A worker died on a Washington dairy last year, after driving into a manure lagoon. But there's more to the story, as the coroner's report found methamphetamine in the system of the deceased Randy Vasquez, 27.
Vasquez was driving a front end loader last February when he died at Riverview Ranch Dairy, Mabton, Wash.
In response to the death, last week 16 Democrats lead by Representative Brady Walkinshow of Seattle introduced a bill, H.B. 2484, that would permit Washington's State Department of Labor and Industries to adopt new rules, require agricultural safety training, and inspect every dairy farm for safety at least once every three years, among other items.
The state's dairy trade association is pushing back, however.

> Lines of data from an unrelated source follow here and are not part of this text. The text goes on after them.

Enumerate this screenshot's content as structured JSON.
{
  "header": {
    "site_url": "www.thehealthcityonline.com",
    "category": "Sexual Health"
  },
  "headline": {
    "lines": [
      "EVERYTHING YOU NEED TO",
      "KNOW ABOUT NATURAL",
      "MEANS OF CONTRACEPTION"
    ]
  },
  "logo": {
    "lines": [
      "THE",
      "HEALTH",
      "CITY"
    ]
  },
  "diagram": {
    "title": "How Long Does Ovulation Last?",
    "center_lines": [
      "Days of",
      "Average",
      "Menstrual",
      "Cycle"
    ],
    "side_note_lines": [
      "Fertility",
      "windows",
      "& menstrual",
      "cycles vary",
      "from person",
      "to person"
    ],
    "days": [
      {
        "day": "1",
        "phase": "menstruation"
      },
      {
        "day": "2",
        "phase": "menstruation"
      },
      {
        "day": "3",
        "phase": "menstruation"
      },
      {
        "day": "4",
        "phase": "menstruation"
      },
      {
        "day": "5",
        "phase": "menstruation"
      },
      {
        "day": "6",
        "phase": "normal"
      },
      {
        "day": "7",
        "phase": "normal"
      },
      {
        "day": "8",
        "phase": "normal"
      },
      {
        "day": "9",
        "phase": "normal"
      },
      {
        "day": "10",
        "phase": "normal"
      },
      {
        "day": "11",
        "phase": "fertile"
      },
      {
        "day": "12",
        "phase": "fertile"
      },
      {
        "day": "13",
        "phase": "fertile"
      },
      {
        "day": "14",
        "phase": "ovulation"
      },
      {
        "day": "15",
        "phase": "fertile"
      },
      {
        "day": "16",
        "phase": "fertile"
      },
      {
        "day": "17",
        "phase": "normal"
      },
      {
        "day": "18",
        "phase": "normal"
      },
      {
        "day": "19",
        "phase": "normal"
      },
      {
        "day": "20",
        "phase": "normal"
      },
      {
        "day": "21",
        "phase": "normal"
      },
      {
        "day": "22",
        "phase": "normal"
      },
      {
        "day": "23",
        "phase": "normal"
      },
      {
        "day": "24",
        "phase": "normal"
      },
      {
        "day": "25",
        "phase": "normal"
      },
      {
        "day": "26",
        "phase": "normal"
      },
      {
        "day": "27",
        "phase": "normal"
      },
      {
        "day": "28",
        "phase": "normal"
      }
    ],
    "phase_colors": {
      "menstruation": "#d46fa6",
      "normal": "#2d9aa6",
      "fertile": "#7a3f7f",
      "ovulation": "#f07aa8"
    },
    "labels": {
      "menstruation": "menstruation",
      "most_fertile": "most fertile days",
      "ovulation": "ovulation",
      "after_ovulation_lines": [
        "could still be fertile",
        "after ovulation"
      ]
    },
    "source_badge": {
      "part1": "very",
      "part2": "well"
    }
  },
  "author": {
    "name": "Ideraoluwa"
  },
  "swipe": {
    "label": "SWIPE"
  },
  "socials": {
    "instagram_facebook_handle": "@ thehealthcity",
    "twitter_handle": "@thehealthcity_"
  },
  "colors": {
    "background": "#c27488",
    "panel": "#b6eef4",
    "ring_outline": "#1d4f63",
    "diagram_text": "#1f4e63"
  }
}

"It's unfortunate that somebody died, but if it had happened on a highway, we would be talking about a drug problem, not re-engineering the highway," Dan Wood, director of the Washington State Dairy Federation, told the Yakima Herald. "People are trying to take advantage of what happened to blame the dairies, but nothing in that bill would have prevented someone on drugs from harming themselves."
Wood also noted that agricultural employers already have 550 pages of documentation to follow in regards to safety.
The farm's owner, John Banks, paid a reduced fine of $2,200 and also began drug screening employees, he told the Herald in an earlier article.
The bill is supported by the United Farm Workers Union, an organization with a track record of aiming to organize member farms of Darigold/Northwest Dairyman's Association.